Toutefois, selon plusieurs organisations de défense des droits humains, dont Human Rights Watch (HRW), cette politique soulève de graves inquiétudes.
Juanita Goebertus, directrice pour les Amériques à HRW, estime que cette approche est «auprêmement violatrice des droits humains à toutes les étapes du processus», et qu’elle vise en particulier les Vénézuéliens, dont les cas sont qualifiés de «dramatiques».
Des allégations contestées
L’administration Trump justifie ces mesures par la volonté de lutter contre le gang criminel Tren de Aragua, originaire du Venezuela et désormais classé comme organisation terroriste par Washington.
Des migrants vénézuéliens auraient été associés à ce groupe, ce qui expliquerait leur placement en détention dans des établissements de haute sécurité, comme le Centre de Confinement du Terrorisme (CECOT) au Salvador.

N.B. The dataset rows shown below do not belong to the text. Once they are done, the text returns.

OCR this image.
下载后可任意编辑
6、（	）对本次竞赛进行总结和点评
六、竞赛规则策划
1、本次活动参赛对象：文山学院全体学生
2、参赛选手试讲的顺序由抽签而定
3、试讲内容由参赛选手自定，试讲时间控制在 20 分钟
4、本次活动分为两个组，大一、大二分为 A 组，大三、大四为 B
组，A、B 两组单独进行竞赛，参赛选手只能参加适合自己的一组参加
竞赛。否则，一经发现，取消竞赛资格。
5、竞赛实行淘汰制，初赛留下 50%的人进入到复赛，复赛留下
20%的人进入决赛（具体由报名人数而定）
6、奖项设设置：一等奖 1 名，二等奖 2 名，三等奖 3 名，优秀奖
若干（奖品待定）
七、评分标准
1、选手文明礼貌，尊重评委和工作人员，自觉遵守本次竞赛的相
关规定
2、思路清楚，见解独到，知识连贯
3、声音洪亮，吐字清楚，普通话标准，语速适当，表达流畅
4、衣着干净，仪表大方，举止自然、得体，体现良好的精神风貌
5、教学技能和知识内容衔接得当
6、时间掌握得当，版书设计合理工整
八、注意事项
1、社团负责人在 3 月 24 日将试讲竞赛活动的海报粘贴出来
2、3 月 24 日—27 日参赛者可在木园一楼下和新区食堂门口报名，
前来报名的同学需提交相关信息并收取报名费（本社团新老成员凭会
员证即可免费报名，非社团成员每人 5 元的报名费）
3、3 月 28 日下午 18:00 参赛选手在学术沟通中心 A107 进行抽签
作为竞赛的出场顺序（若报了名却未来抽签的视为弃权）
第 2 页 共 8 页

Dans le secteur d'El Valle à Caracas, le 29 mars 2025, des gens passent devant un artiste qui peint une fresque murale avec des portraits de migrants vénézuéliens détenus dans la prison de sécurité maximale du Salvador après avoir été expulsés des États-Unis. Photo: Juan BARRETO pour l’AFP.
Cependant, plusieurs ONG, dont l’Observatoire de la diaspora vénézuélienne (ODV), contestent cette généralisation. Selon leurs vérifications, seuls 2% des migrants concernés par ces expulsions ont un casier judiciaire.
Tomás Páez Bravo, président de l’ODV, évoque une «stigmatisation excessive » et une «absence de garanties procédurales».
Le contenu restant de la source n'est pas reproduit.